5 Magical Live Moments in Honor of Mahalia Jackson

Mahalia Jackson was a truly memorable gospel singer, one whose deeply spiritual and undeniably moving songs saw unprecedented crossover success. Her earth-shattering artistry and all-powerful voice made her a force among the secular greats, proving that an unshakable faith can spark just as many hits.

Videos by American Songwriter

Here are five magical live moments in honor of Jackson, who passed away on this day in 1972.

“Elijah Rock” (Live at the 1970 Newport Jazz Festival)

Live at the Newport Jazz Festival in 1970, Jackson serves up a hypnotic performance of the traditional spiritual, “Elijah Rock.” Eyes closed and swaying along, she pours herself into every word of the piano-driven performance.

“Give Me That Old Time Religion” (Live on The Ed Sullivan Show)

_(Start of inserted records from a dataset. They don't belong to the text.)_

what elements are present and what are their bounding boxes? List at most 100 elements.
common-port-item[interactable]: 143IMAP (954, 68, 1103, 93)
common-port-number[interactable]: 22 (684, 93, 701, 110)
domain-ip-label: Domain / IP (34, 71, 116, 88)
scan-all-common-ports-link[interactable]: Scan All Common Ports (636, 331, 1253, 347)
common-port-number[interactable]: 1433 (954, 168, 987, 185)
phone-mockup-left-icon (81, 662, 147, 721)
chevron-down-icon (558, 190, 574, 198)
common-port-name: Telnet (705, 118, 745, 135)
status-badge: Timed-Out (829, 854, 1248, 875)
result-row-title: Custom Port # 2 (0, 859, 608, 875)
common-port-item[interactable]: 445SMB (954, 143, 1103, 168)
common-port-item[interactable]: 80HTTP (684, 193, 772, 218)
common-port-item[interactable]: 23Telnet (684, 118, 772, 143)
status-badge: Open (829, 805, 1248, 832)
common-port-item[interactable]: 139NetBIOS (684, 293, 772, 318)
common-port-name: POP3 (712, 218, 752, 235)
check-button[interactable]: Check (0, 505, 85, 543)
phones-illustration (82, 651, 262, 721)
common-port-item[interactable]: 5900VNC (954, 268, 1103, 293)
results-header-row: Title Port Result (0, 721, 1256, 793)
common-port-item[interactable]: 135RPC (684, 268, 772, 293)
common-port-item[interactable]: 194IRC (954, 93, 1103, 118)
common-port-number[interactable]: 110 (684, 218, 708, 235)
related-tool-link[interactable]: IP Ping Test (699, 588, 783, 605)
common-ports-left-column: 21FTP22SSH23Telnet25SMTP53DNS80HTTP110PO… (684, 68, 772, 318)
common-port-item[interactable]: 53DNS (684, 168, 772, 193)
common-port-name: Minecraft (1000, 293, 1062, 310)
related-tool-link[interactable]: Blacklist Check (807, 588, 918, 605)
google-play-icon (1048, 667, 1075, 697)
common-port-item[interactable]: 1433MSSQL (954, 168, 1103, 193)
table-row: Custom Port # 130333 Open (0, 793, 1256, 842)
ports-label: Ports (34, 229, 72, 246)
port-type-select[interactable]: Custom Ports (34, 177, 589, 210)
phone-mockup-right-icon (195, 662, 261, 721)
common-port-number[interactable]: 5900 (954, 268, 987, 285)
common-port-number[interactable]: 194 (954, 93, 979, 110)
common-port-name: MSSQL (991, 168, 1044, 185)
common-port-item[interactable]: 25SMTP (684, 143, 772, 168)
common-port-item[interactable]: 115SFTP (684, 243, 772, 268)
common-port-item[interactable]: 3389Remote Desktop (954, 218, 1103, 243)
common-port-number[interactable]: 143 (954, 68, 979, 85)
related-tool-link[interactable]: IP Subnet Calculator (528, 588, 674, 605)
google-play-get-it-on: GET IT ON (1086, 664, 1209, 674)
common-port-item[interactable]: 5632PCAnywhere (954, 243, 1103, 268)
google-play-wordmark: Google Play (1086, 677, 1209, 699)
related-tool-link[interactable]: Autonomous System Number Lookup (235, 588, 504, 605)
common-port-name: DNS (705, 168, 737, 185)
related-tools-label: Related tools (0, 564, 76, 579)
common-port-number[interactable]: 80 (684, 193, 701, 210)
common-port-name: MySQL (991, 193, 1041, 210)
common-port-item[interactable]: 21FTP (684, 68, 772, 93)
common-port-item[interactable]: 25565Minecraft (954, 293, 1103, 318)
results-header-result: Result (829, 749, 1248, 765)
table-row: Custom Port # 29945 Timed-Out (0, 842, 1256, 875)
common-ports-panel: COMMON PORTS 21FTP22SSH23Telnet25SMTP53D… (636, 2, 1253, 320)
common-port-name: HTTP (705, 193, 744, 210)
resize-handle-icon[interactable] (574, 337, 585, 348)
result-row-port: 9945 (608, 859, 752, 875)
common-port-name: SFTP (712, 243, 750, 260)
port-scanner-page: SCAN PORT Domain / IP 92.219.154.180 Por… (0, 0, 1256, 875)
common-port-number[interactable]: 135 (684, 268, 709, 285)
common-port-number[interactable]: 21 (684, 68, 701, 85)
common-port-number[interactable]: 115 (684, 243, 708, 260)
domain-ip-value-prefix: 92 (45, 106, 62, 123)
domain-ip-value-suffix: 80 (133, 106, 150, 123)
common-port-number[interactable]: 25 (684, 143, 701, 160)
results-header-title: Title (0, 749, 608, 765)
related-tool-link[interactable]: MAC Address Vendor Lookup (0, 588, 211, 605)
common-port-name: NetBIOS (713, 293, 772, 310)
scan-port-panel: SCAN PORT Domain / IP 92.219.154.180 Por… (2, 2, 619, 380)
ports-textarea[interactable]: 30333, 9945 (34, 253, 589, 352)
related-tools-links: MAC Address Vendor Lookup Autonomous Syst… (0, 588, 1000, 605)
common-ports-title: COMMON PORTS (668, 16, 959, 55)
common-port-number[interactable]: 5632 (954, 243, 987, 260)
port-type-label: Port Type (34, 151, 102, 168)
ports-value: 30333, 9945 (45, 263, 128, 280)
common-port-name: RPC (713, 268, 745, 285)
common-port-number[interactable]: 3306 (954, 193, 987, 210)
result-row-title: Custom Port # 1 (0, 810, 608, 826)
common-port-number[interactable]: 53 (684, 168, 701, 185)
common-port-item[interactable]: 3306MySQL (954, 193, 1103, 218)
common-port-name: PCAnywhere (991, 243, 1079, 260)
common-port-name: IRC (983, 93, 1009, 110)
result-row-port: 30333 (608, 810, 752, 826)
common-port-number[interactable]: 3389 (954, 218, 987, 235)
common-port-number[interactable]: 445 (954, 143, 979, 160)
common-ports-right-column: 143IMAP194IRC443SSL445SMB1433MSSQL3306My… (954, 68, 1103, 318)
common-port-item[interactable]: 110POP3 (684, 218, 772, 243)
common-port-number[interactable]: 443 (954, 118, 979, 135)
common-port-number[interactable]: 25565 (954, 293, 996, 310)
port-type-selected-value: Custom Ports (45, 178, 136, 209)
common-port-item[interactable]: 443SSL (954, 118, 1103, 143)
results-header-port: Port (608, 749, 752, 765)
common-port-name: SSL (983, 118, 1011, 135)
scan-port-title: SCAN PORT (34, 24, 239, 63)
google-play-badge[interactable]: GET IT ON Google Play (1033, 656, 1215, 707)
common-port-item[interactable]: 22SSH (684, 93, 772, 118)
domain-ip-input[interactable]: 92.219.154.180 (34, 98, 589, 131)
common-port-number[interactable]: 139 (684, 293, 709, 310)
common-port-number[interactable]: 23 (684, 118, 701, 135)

Jackson stuns on the Ed Sullivan Show with the traditional Gospel tune, “Give Me That Old Time Religion.” Again, putting all of herself into the song – clapping, smiling, and casting her powerful voice to the heavens – the performance becomes her worship.

“Summertime” (Live 1960)

Summertime and the livin’ is easy are words heard time and time again, taken from the classic Gershwin tune, “Summertime.” A song that has been covered or sampled by so many, no one sings “Summertime” quite like Jackson, who gives a unique blues spin to this slow-burning standard.

“Lord Don’t Move the Mountain”

When singing “Lord Don’t Move the Mountain,” Jackson is a force. Her deep, earthquaking vocals add desperation to the ominous, pleading tune. Her tone tells a story just as much as the lyrics she sings.

“Just a Closer Walk with Thee” (Live at the 1970 Newport Jazz Festival)

In another performance during the Newport Jazz Festival in 1970, Jackson pays tribute to the great Louis Armstrong with the song, “Just a Closer Walk with Thee.” After dabbing sweat from her brow, she goes into a powerhouse performance of the Gospel song. She is eventually joined onstage by Armstrong himself for a once-in-a-lifetime duet.